In a post-Leveson society and with the Investigatory Powers Bill making its way through Parliament, ethics and surveillance remains a hot topic in the western world. The mystery and eeriness concealing the spying powers of the state has been exposed in Channel 4’s brilliant reality/gameshow/drama, Hunted – which returned for a second series last night.

Underneath its tense and suspenseful tone, the show asks: if you had to hide from expert hunters for 28 days, where would you run?

Avoiding London is an obvious point to make, and a new infographic by We Sell Electrical shows just how flawed a decision to stay in the capital could be, with more than 13,000 CCTV cameras watching our every move in the city.

Photo: We Sell Electrical (
Photo: We Sell Electrical (

Newcastle is the major city with the fewest cameras – with only 79 of them present in the area.
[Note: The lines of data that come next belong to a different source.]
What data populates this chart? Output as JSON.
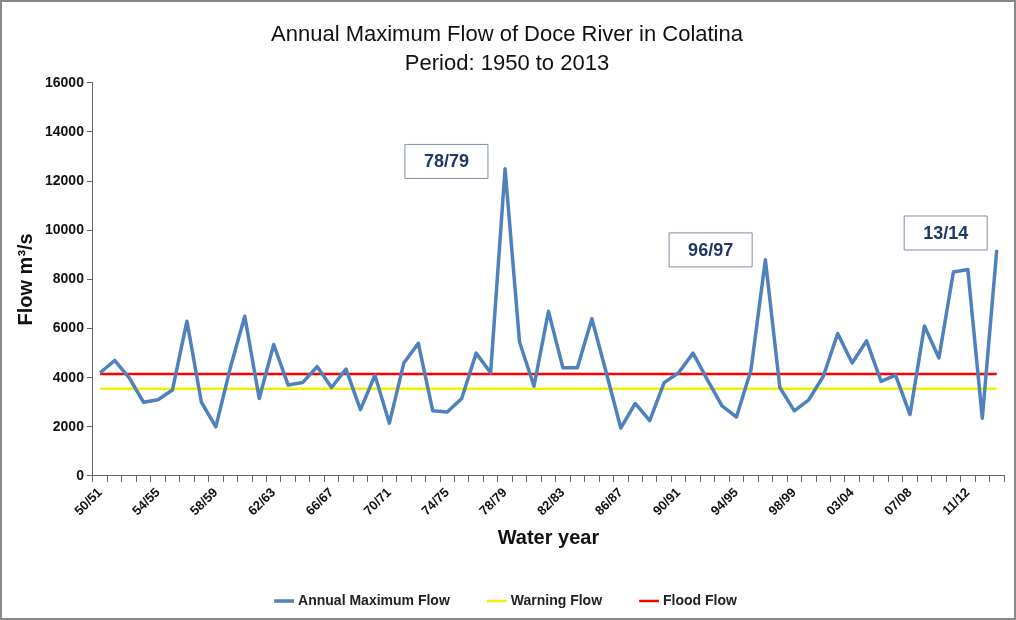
{
  "chart_data": {
    "type": "line",
    "title": "Annual Maximum Flow of Doce River in Colatina",
    "subtitle": "Period: 1950 to 2013",
    "xlabel": "Water year",
    "ylabel": "Flow m³/s",
    "categories": [
      "50/51",
      null,
      null,
      null,
      "54/55",
      null,
      null,
      null,
      "58/59",
      null,
      null,
      null,
      "62/63",
      null,
      null,
      null,
      "66/67",
      null,
      null,
      null,
      "70/71",
      null,
      null,
      null,
      "74/75",
      null,
      null,
      null,
      "78/79",
      null,
      null,
      null,
      "82/83",
      null,
      null,
      null,
      "86/87",
      null,
      null,
      null,
      "90/91",
      null,
      null,
      null,
      "94/95",
      null,
      null,
      null,
      "98/99",
      null,
      null,
      null,
      "03/04",
      null,
      null,
      null,
      "07/08",
      null,
      null,
      null,
      "11/12",
      null,
      null
    ],
    "series": [
      {
        "name": "Annual Maximum Flow",
        "color": "#4f81bd",
        "values": [
          4200,
          4700,
          4000,
          3000,
          3100,
          3500,
          6300,
          3000,
          2000,
          4400,
          6500,
          3150,
          5350,
          3700,
          3800,
          4450,
          3600,
          4350,
          2700,
          4100,
          2150,
          4600,
          5400,
          2650,
          2600,
          3150,
          5000,
          4200,
          12500,
          5450,
          3650,
          6700,
          4400,
          4400,
          6400,
          4200,
          1950,
          2950,
          2250,
          3800,
          4200,
          5000,
          3900,
          2850,
          2400,
          4300,
          8800,
          3600,
          2650,
          3100,
          4050,
          5800,
          4600,
          5500,
          3850,
          4100,
          2500,
          6100,
          4800,
          8300,
          8400,
          2350,
          9200
        ]
      },
      {
        "name": "Warning Flow",
        "color": "#f2f200",
        "values": [
          3550,
          3550,
          3550,
          3550,
          3550,
          3550,
          3550,
          3550,
          3550,
          3550,
          3550,
          3550,
          3550,
          3550,
          3550,
          3550,
          3550,
          3550,
          3550,
          3550,
          3550,
          3550,
          3550,
          3550,
          3550,
          3550,
          3550,
          3550,
          3550,
          3550,
          3550,
          3550,
          3550,
          3550,
          3550,
          3550,
          3550,
          3550,
          3550,
          3550,
          3550,
          3550,
          3550,
          3550,
          3550,
          3550,
          3550,
          3550,
          3550,
          3550,
          3550,
          3550,
          3550,
          3550,
          3550,
          3550,
          3550,
          3550,
          3550,
          3550,
          3550,
          3550,
          3550
        ]
      },
      {
        "name": "Flood Flow",
        "color": "#ff0000",
        "values": [
          4150,
          4150,
          4150,
          4150,
          4150,
          4150,
          4150,
          4150,
          4150,
          4150,
          4150,
          4150,
          4150,
          4150,
          4150,
          4150,
          4150,
          4150,
          4150,
          4150,
          4150,
          4150,
          4150,
          4150,
          4150,
          4150,
          4150,
          4150,
          4150,
          4150,
          4150,
          4150,
          4150,
          4150,
          4150,
          4150,
          4150,
          4150,
          4150,
          4150,
          4150,
          4150,
          4150,
          4150,
          4150,
          4150,
          4150,
          4150,
          4150,
          4150,
          4150,
          4150,
          4150,
          4150,
          4150,
          4150,
          4150,
          4150,
          4150,
          4150,
          4150,
          4150,
          4150
        ]
      }
    ],
    "ylim": [
      0,
      16000
    ],
    "yticks": [
      0,
      2000,
      4000,
      6000,
      8000,
      10000,
      12000,
      14000,
      16000
    ],
    "annotations": [
      "78/79",
      "96/97",
      "13/14"
    ],
    "grid": false,
    "legend": "bottom",
    "marker": "none",
    "line_style": "solid"
  }
}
However, with cities being complete with video sightings, ATM and more, it’s unsurprising that most fugitives from the last series and this series are staying clear of London and other big cities. Instead, the quieter rural areas – where technology is lacking – seems to be the obvious choice for those on the run.

With MPs continuing to work on plans regarding getting more rural areas online, the question of whether the current lack of connection in villages is something fugitives can exploit is an interesting one. Yet, this delay has prompted villagers and those living in the countryside to come up with traditional but effective ways of sharing information.

Photo: Rafael Parr on Flickr. Licensed under Creative Commons -
Photo: Rafael Parr on Flickr. Licensed under Creative Commons –

It’s something we see a lot on television dramas, documentaries and more. People know when someone new arrives in their area because word of mouth is so strong in the countryside. Something we saw in the first series of Hunted was the hunters handing out leaflets in these communities because when such a large group of people are on the lookout for a person – often incentivised with a possible cash reward – it’s almost as though the hunters have extra recruits on the team.

At the end of the day, it comes down to which is more valuable to these investigative teams: a close-knit community with word-of-mouth at its heart, or a rural area which has only just joined the grid? Of course, places with internet connections are obviously great for surveillance, but if Parliament does indeed make the push to get more villages and northern places online, then which is the best asset for these communities and the hunters? Old or new? Word of mouth, or online?